The 15-year fixed-rate average slipped to 3.05 percent with an average 0.6 point. It was 3.07 percent a week ago and 3.25 percent a year ago.
Hybrid adjustable rate mortgages were mixed. The five-year ARM average fell to 2.88 percent with an average 0.5 point. It was 2.89 percent a week ago and 2.96 percent a year ago.
The one-year ARM average rose to 2.51 percent with an average 0.4 point. It was 2.48 percent a week ago.
“Mortgage rates were little changed this week amid positive housing news,” Len Kiefer, Freddie Mac deputy chief economist, said in a statement.
“Housing starts surged 20.2 percent to a seasonally adjusted pace of 1.14 million units in April, the highest level since 2007. As home-buying season moves into full swing, home builders remain positive about home sales in the near future. Although the NAHB housing market index slipped 2 points to 54 in May it is still above 50, indicating that on balance builders remain optimistic about housing markets.”

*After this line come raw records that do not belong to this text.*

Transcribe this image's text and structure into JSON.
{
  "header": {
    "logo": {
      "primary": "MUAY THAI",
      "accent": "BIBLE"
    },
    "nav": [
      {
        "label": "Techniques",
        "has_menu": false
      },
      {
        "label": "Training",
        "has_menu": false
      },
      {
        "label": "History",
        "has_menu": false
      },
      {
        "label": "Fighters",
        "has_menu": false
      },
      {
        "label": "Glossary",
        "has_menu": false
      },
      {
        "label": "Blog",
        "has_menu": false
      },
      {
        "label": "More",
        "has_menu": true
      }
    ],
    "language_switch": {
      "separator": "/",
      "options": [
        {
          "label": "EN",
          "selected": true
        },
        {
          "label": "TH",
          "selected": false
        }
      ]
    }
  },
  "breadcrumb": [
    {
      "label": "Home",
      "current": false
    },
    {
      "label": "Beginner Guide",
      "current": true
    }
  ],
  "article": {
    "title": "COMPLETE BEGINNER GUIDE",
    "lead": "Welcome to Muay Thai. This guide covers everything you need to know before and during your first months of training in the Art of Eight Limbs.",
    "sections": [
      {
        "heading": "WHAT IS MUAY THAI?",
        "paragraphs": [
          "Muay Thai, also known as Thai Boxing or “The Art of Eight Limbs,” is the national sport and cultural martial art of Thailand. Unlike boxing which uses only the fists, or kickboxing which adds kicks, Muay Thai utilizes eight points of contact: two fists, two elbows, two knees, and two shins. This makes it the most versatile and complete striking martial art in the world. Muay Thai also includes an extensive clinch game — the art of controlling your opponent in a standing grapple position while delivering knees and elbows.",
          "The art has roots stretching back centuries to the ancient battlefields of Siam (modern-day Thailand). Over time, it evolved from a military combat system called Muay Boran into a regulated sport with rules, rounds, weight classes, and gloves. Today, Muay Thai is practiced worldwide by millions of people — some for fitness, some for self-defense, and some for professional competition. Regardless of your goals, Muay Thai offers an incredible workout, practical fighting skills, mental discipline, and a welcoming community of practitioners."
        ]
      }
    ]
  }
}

Meanwhile, rising rates have cooled demand for home loans as mortgage applications fell again this week, according to the latest data from the Mortgage Bankers Association.

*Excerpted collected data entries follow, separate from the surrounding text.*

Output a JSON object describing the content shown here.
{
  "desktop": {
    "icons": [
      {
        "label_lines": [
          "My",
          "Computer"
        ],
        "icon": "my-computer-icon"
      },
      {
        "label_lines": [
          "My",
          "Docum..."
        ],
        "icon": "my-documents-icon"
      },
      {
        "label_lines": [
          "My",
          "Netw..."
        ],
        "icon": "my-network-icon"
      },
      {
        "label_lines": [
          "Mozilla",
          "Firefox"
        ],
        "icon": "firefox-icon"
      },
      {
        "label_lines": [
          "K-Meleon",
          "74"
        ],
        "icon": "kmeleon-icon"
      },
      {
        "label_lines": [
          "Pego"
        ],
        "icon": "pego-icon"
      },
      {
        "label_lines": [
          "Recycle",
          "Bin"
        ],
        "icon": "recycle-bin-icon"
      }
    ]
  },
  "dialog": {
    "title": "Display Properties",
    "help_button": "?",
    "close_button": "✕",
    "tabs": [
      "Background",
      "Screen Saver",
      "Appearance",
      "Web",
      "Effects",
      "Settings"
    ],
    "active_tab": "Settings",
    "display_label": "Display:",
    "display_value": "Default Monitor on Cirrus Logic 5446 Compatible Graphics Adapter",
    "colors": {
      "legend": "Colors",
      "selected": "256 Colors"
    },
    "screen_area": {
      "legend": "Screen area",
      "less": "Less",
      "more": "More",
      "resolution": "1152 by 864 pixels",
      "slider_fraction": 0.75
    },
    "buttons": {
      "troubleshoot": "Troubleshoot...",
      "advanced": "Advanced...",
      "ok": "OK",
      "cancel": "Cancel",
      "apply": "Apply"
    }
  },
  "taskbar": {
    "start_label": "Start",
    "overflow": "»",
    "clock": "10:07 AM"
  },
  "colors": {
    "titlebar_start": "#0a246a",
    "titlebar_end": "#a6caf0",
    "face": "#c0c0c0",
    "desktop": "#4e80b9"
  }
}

The market composite index, a measure of total loan application volume, decreased 1.5 percent. The refinance index was essentially flat, inching up 0.3 percent from the previous week. The purchase index dropped 4 percent.
The refinance share of mortgage activity accounted for 52 percent of all applications.

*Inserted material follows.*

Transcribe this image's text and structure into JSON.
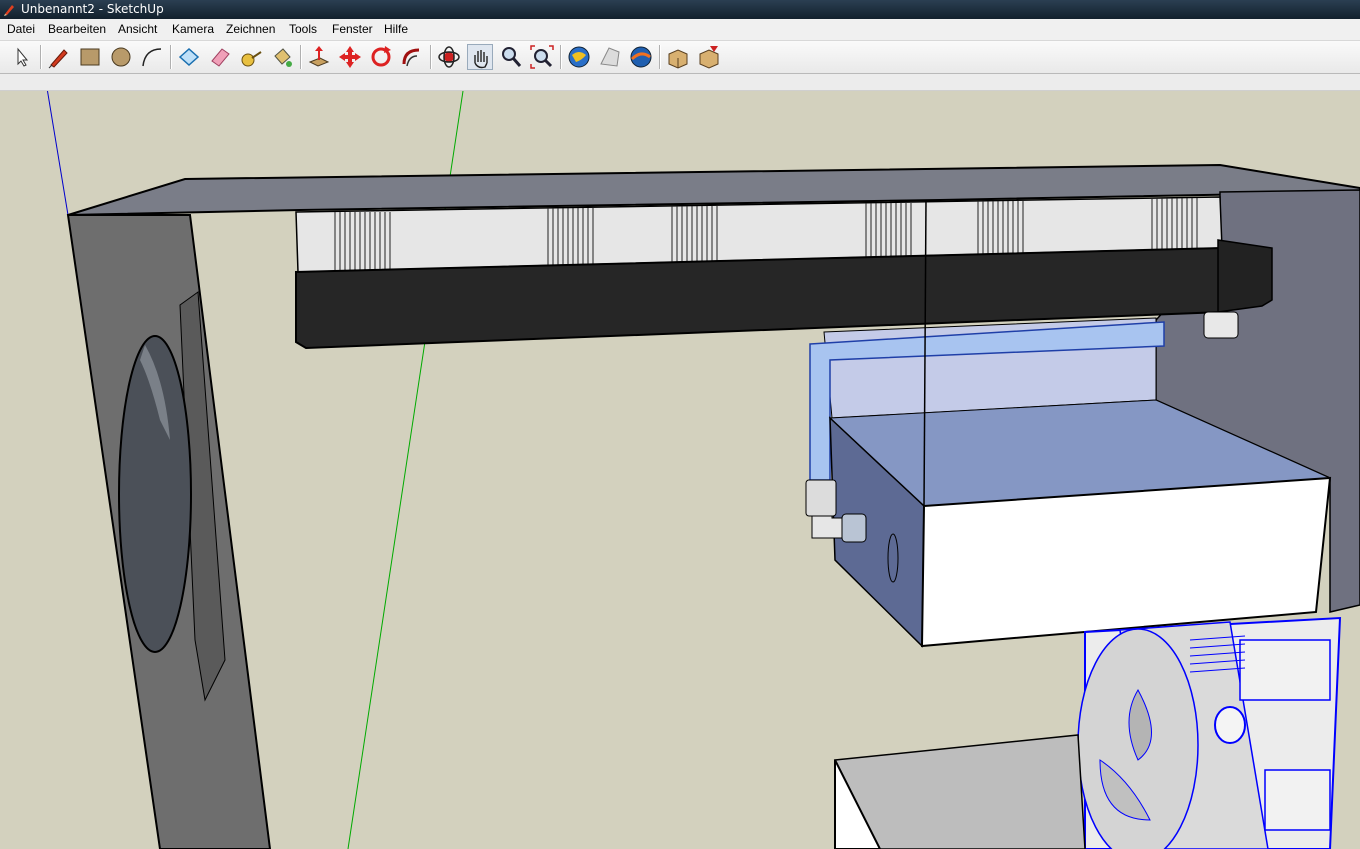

“Mortgage rates increased last week, and Treasury rates increased to a recent high at mid-week before falling at the end of the week,” Mike Fratantoni, MBA’s chief economist, said in a statement.
“Overall purchase activity fell for the week, along with conventional refinance volume, but government refinance volume increased. The level of purchase applications remained 11 percent higher than the same week last year, but the drop this week may indicate borrowers being wary of the recent run up in mortgage rates.”